Van de regen in de drup - Frans-Jan W. Parmentier

Klassekampen, 13 juni 2016
Extreem weer laat zien wat ons toekomstige klimaat kan zijn. Zijn we wel goed voorbereid?
Van de regen in de drup
Terwijl de waterstand van de Seine laatst zo hoog was dat de kelders van het Louvre werden ontruimd en in Duitsland verschillende dorpen overstroomden, was het in het Zuiden van Noorwegen warm en zonnig weer. Met temperaturen tegen de 30 graden behoorde de regio begin juni tot de warmste van Europa.
Wanneer het op plekken als Voss warmer is dan op Mallorca, dan weet je dat er iets uitzonderlijks aan de hand is. Ook zijn ondergelopen kades in Parijs niet aan de orde van de dag. Is dat nou het gevolg van klimaatverandering en wat kunnen we doen om ons ertegen te wapenen?
Ten eerste: het was vooral zo nat in Frankrijk en Duitsland omdat een lagedrukgebied erg lang boven centraal Europa bleef hangen. De regen die daarbij viel verzadigde de bodem, waardoor het water van de daaropvolgende buien direct afstroomde. Overstromingen zijn dan vrijwel onvermijdelijk.

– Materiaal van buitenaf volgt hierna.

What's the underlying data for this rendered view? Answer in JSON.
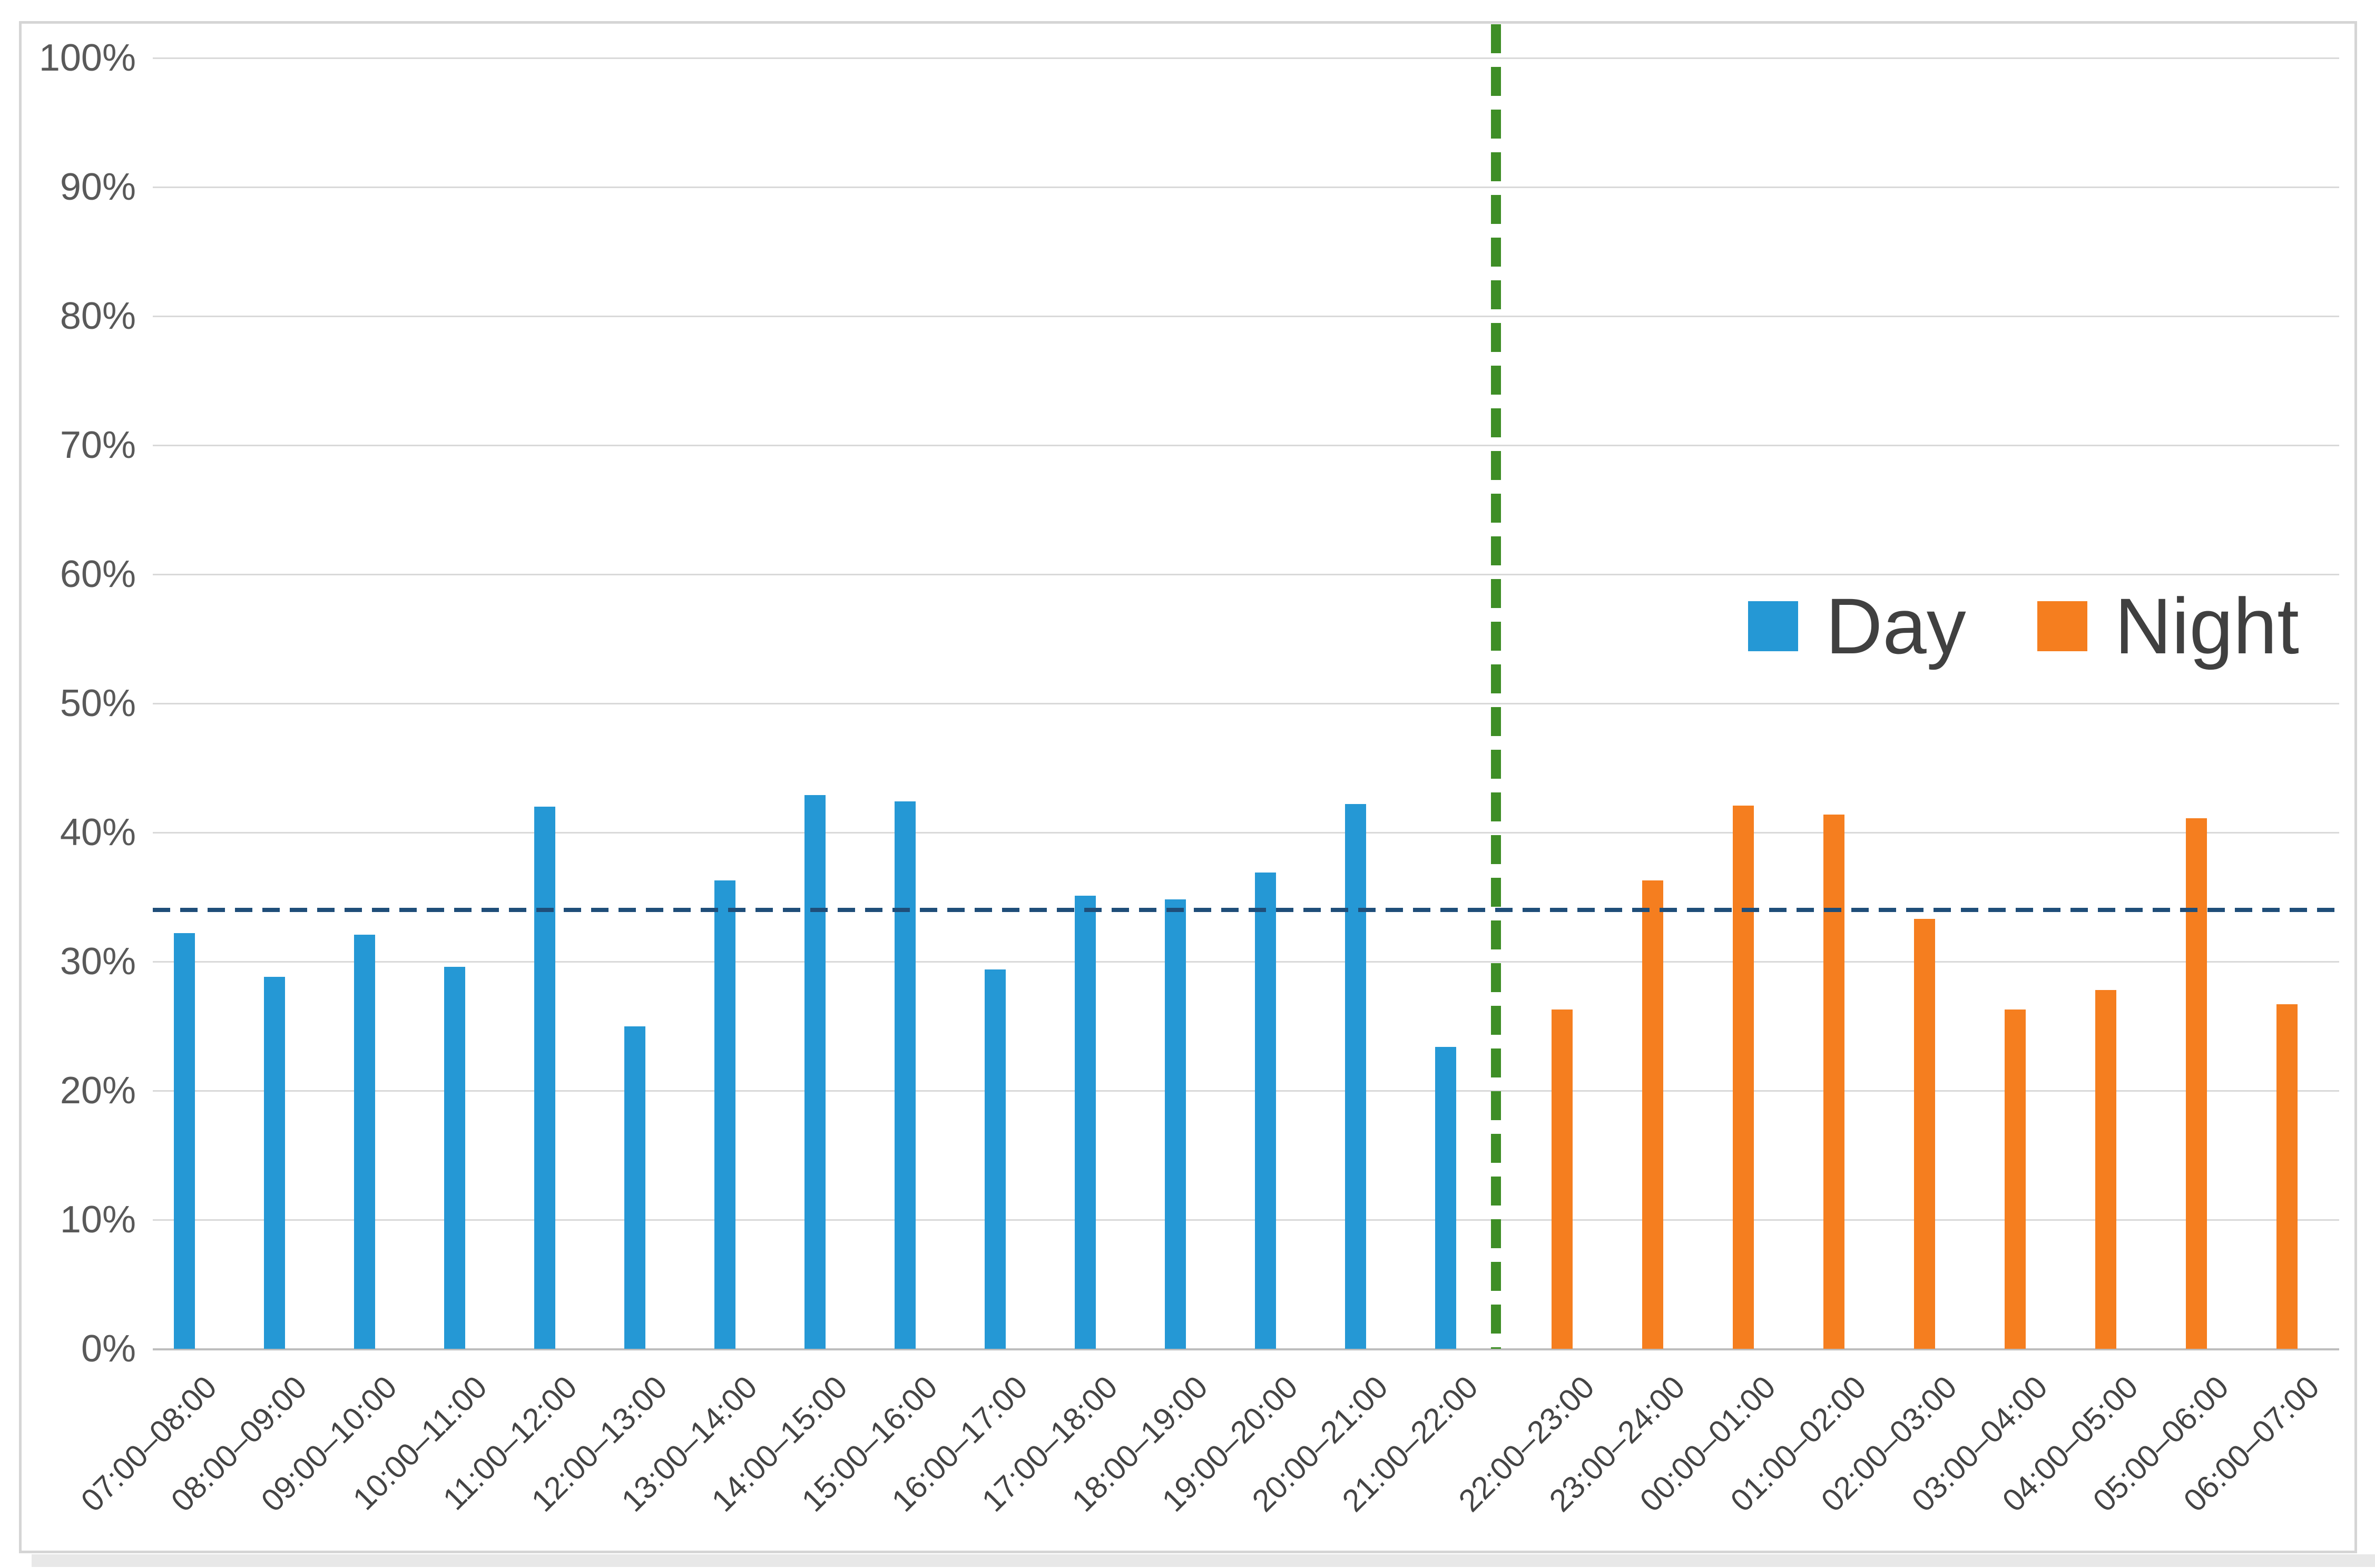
{
  "chart_data": {
    "type": "bar",
    "title": "",
    "categories": [
      "07:00–08:00",
      "08:00–09:00",
      "09:00–10:00",
      "10:00–11:00",
      "11:00–12:00",
      "12:00–13:00",
      "13:00–14:00",
      "14:00–15:00",
      "15:00–16:00",
      "16:00–17:00",
      "17:00–18:00",
      "18:00–19:00",
      "19:00–20:00",
      "20:00–21:00",
      "21:00–22:00",
      "22:00–23:00",
      "23:00–24:00",
      "00:00–01:00",
      "01:00–02:00",
      "02:00–03:00",
      "03:00–04:00",
      "04:00–05:00",
      "05:00–06:00",
      "06:00–07:00"
    ],
    "series": [
      {
        "name": "Day",
        "color": "#2598D5",
        "start_index": 0,
        "values": [
          32.2,
          28.8,
          32.1,
          29.6,
          42.0,
          25.0,
          36.3,
          42.9,
          42.4,
          29.4,
          35.1,
          34.8,
          36.9,
          42.2,
          23.4
        ]
      },
      {
        "name": "Night",
        "color": "#F57E1F",
        "start_index": 15,
        "values": [
          26.3,
          36.3,
          42.1,
          41.4,
          33.3,
          26.3,
          27.8,
          41.1,
          26.7
        ]
      }
    ],
    "y_axis": {
      "min": 0,
      "max": 100,
      "tick_step": 10,
      "ticks": [
        "0%",
        "10%",
        "20%",
        "30%",
        "40%",
        "50%",
        "60%",
        "70%",
        "80%",
        "90%",
        "100%"
      ]
    },
    "grid": "horizontal",
    "reference_lines": [
      {
        "name": "mean-line",
        "orientation": "horizontal",
        "value": 34,
        "style": "dashed",
        "color": "#1F4E79"
      },
      {
        "name": "day-night-divider",
        "orientation": "vertical",
        "position_between": [
          "21:00–22:00",
          "22:00–23:00"
        ],
        "style": "dashed",
        "color": "#3E8E26"
      }
    ],
    "legend": {
      "position": "middle-right",
      "entries": [
        {
          "label": "Day",
          "color": "#2598D5"
        },
        {
          "label": "Night",
          "color": "#F57E1F"
        }
      ]
    }
  }
}
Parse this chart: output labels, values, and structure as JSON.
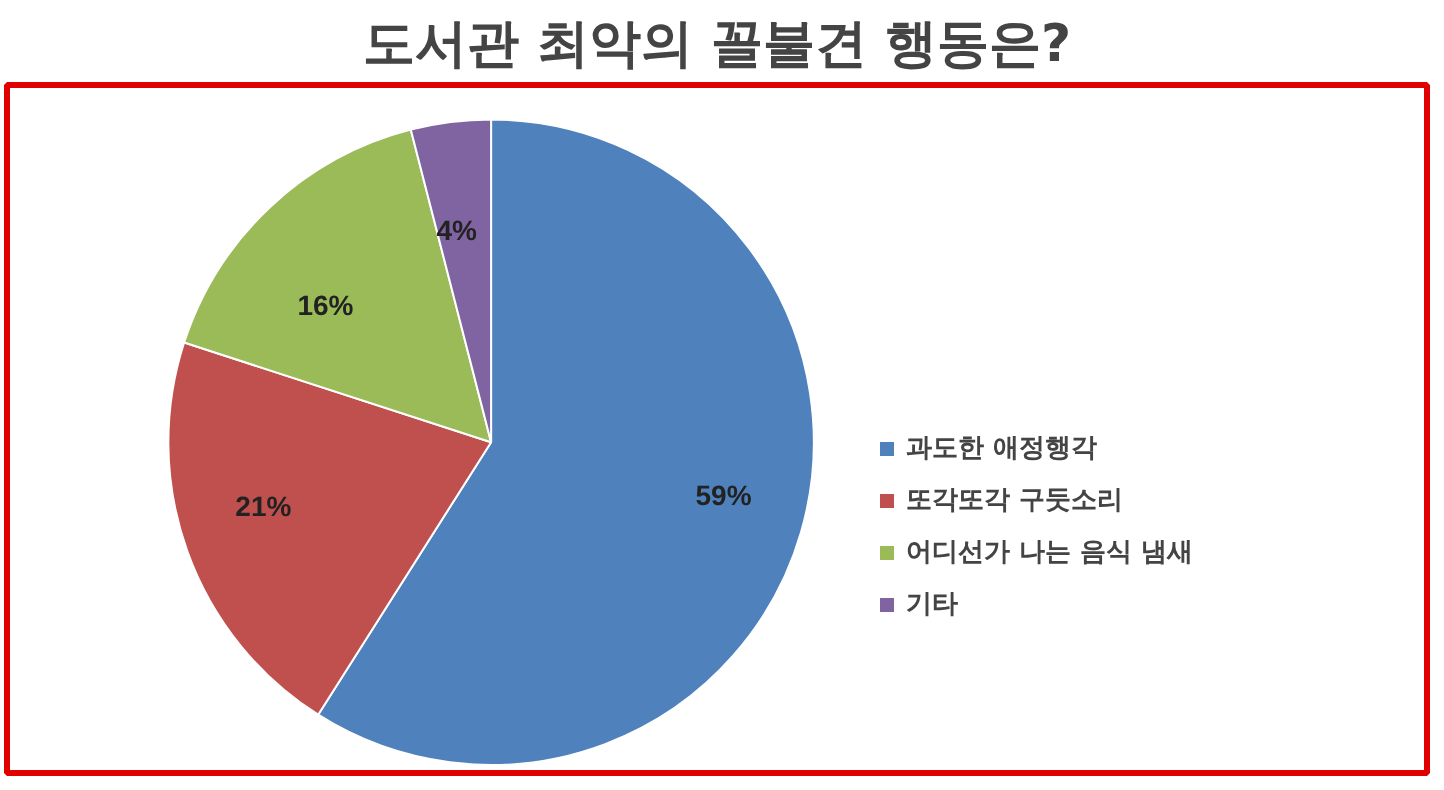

Dus, pech met het weer en geen klimaatverandering? Tja, dat is een valse tegenstelling. Alhoewel klimaat en het weer twee erg verschillende begrippen zijn, horen ze wel bij elkaar. Het verschil tussen de twee werd vier jaar geleden goed uitgelegd in een korte animatie gemaakt voor De Noorse televisie. In die animatie zie je een hond en zijn eigenaar een wandeling maken. De hond, die aan de lijn zit, springt heen en weer, en het is de hele tijd onduidelijk waar deze het volgende moment zal zijn. Misschien snuffelt ie links aan een boom of rent ie snel naar rechts om naar een andere hond te blaffen. Als je alleen op de hond let, lijkt zijn gedrag onvoorspelbaar. Maar zijn eigenaar gaat recht vooruit, en als je je aandacht op hem houdt is het overduidelijk in welke richting de twee gaan.
Een noodtoestand? Terwijl Noren van de zon genoten, werd Parijs begin juni getroffen door overstromingen. Dergelijke situaties zullen zich steeds vaker voordoen.
Zoals je snapt stelt de hond het weer voor en de eigenaar het klimaat. Het weer kan wild zijn en op korte termijn veel variatie vertonen. Het klimaat is de trend op de lange termijn.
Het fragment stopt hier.